I was working in Pilanesberg National Park in South Africa’s North West Province where I managed a tented camp for a private safari company. Part of my weekly routine was to gather enough firewood to keep the two fires beneath our hot water tanks in camp burning permanently. It was a thankless and never-ending task. And despite the presence of elephant, buffalo, rhino, lion and leopard in the area, I invariably became complacent as I set out from camp in my Land Cruiser, once again, a depressingly empty trailer in tow.
On this particular occasion, I had left my rifle in camp and was dragging a large acacia branch – discarded by an elephant some weeks before – through the bush and back towards my vehicle when something in the corner of my eye caught my attention.
Looking up, my gaze was met by that of a male black rhino standing no more than 20 metres away, his enormous horn held aloft, nostrils flaring as he tried to find my scent on the hot, dry breeze. It was one of those surreal moments when a thousand thoughts suddenly converge at once, leaving one’s mind in a fog of helpless indecision. I knew that I needed to act fast, but I couldn’t – I was glued to the spot, my fingers still wrapped tightly around that acacia branch.
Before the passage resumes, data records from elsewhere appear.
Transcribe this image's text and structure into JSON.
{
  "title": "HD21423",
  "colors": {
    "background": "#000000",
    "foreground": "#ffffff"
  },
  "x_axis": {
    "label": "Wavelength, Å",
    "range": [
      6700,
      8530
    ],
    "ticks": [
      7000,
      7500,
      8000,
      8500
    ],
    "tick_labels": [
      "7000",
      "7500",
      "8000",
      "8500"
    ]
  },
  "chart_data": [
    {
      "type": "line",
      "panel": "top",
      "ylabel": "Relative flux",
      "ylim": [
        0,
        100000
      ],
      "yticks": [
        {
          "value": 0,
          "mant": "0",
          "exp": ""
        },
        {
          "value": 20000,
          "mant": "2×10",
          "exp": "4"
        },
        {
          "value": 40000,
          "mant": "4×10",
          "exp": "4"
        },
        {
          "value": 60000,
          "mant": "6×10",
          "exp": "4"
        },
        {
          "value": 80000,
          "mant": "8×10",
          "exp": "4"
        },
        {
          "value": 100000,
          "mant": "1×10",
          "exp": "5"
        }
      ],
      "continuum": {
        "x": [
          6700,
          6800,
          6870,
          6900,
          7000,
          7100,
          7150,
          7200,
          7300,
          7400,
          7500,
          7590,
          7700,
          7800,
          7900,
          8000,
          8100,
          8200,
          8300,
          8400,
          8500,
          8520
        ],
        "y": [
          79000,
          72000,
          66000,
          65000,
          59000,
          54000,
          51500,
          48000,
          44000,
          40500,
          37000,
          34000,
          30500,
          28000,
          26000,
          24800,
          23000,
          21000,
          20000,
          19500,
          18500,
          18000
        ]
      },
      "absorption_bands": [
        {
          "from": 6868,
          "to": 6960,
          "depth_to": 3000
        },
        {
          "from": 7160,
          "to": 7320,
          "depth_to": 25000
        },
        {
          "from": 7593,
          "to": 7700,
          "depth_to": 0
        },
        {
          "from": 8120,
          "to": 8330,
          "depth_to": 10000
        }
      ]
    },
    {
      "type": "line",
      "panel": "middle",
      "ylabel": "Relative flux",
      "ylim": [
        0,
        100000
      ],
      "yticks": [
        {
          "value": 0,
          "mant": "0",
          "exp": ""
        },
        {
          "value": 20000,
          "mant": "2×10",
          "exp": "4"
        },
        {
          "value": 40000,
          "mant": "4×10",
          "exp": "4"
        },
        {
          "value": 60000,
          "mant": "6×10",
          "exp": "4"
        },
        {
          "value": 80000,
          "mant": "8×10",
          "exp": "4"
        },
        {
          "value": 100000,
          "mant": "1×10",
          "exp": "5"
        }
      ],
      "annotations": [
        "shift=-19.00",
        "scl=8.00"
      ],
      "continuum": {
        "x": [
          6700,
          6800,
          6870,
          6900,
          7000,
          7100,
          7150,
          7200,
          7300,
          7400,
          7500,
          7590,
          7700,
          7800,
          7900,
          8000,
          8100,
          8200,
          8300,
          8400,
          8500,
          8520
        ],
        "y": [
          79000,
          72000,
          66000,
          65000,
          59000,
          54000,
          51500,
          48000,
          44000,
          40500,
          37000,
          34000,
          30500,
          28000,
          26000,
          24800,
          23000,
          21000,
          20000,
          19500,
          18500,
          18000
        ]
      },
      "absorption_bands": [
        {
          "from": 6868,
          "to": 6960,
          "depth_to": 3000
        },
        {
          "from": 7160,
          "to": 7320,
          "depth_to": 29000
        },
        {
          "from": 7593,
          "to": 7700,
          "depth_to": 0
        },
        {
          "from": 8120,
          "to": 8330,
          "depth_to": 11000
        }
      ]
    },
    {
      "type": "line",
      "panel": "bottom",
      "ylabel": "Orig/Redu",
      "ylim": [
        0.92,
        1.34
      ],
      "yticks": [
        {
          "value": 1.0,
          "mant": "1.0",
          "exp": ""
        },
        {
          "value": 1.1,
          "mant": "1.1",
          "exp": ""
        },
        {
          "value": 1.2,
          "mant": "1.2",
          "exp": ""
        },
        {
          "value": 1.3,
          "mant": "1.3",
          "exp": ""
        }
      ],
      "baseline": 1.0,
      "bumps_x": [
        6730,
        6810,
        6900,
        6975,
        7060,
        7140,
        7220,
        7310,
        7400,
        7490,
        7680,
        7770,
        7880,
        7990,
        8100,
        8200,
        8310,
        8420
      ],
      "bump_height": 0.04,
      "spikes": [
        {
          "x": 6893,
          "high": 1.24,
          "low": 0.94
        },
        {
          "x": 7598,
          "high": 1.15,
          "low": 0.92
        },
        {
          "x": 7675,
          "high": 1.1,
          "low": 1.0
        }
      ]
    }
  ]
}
After a few very long seconds, the rhino located my scent and took a few purposeful steps in my direction. With an electric surge of adrenaline, every fibre in my body pulsed and, entirely involuntarily, I started to run as fast as I could towards my vehicle as the rhino gave charge.
I have no recollection of clawing my way up that tree, but I do vividly remember the blissful moment when I realised that I was still in one piece. Clinging to that branch some three metres above the ground, my face pressed hard against my knuckles, the sharp scent of red ivory sap filling my nostrils, I remember feeling sorry for that majestic animal.
I was in his territory, he was clearly distressed by my presence and, for the life of him, he couldn’t locate me. There was something pathetic about that. I desperately wanted to leave him in peace, but I couldn’t. I wanted to explain that I meant no harm, but for the next few minutes, all I could do was look on as he just stood there.
Over the past 20 years, I have had a number of encounters with rhinos – thankfully, mainly with the larger and far more docile white variety – and on each occasion, I have always been left with the overwhelming sense that, despite their imposing size and formidable armoury, they need our help. And right now, nothing could be truer, for Southern Africa is once again in the midst of a rhino poaching epidemic. And this time, it’s different.